11月朝礼 校長講話
生徒の皆さん、おはようございます。だいぶ肌寒くなってきましたね。10月の朝礼のころは、まだ暑い日も多かったのを思い出します。秋が短く、冬がすぐそこまで来ているように感じます。
この1か月も、皆さんがさまざまな場面で活躍する姿を見聞きしました。生徒総会、修学旅行や職場体験、文化発表会。区の行事では、板橋音楽祭、演劇発表会、平和のつどいに参加しました。また、舟渡町会の大運動会やチューリップの植栽など、地域のボランティア活動に参加してくれた人もいました。本当によく頑張っています。とても嬉しく思います。
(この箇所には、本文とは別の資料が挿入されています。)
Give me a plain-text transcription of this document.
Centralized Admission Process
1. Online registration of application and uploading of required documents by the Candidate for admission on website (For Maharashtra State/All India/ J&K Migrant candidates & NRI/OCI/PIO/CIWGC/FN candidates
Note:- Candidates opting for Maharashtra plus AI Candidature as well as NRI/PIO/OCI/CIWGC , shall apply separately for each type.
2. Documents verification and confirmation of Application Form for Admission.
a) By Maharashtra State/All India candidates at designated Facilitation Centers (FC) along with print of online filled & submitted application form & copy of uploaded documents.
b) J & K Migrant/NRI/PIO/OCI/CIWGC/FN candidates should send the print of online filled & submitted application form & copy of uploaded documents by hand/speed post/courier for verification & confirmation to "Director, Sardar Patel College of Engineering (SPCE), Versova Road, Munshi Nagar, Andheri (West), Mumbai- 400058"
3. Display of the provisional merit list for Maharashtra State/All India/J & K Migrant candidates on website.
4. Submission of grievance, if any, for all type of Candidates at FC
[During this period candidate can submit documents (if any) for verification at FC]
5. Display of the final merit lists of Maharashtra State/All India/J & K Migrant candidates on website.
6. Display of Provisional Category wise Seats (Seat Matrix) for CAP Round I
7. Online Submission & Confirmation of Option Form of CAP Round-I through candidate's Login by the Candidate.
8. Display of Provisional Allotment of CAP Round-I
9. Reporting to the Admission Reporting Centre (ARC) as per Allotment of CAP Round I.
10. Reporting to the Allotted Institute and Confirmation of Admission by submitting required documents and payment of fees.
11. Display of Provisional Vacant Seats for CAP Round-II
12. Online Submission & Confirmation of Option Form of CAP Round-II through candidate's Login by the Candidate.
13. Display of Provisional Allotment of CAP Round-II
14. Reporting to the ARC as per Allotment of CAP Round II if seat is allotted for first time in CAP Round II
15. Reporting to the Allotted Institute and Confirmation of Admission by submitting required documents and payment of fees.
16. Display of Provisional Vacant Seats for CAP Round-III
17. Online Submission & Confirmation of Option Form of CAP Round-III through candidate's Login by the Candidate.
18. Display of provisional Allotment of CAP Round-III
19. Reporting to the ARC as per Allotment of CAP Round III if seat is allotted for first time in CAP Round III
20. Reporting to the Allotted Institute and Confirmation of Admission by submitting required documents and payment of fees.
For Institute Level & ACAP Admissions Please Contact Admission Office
さて、今日は今週の土曜日から始まる「東京2025デフリンピック」についてお話しします。
デフリンピックとは、英語で「耳がきこえない」という意味の Deaf とオリンピックを組み合わせた言葉で、「聞こえない・聞こえにくい人のためのオリンピック」です。1924年に初めて開催され、今年でちょうど100周年を迎えます。当初は「国際サイレント大会」と呼ばれ、2001年から現在の名称になりました。実は、パラリンピックよりも古い、世界で最も長い歴史をもつ障がい者のスポーツ大会なのです。
パラリンピックは、肢体不自由や視覚障がいのある選手、また陸上・水泳・卓球などでは知的障がいのある選手も出場します。しかし、聴覚障がいのある選手は音を使わない特別なルールのもとで競技を行うため、デフリンピックとして独立しています。
たとえば陸上競技では、通常ピストルの音でスタートしますが、デフリンピックでは光のランプや旗の合図でスタートします。これを「サイレントスタート」といいます。サッカーやバスケットボールでは声での指示が使えないため、選手たちはアイコンタクトや手話、身ぶりなど「目で伝えるコミュニケーション」を使って連携します。一瞬の視線や手の動きだけで意思を伝え合うには、強い信頼とチームワークが欠かせません。
「音のない世界で、どうやって気持ちを伝え合うのだろう?」
そう考えると、私たちが普段どれほど「言葉で伝えること」に頼っているかに気づかされます。家族や友だちと話すときに、スマートフォンを見ながら会話していることはありませんか。相手の表情を見ずに話していると、大切な気持ちのサインを見逃してしまうこともあります。
本当に大切なコミュニケーションは、言葉の前に「相手をよく見ること」や「人の気持ちを想像すること」から始まります。
デフリンピックは、単なるスポーツ大会ではなく、多様性や思いやりを学ぶ大切な機会です。私たちの周りにも、さまざまな違いをもつ人たちがいて、それぞれが工夫しながら自分の力を発揮しています。
ちょうど今月は「ふれあい月間」、そして11月21日からは「いじめ撲滅週間」も始まります。デフリンピックをきっかけに、身のまわりの人に改めて目を向け、相手を思いやる心を大切にしてください。
デフリンピックの各競技は、事前申し込みが不要で、誰でも無料で観戦できます。興味のある人は、日程や会場を調べて足を運んでみてください。9年生は7月に手話講座を受けましたが、デフリンピックでは日本の手話とは異なる「国際手話」が使われます。また、声援が届かない代わりに、目で伝える応援「サインエール」というものもあるそうです。 (実演)
音のない世界で全力を尽くすアスリートたちに拍手を送りながら、その姿から「人とつながる力」を学んでいきましょう。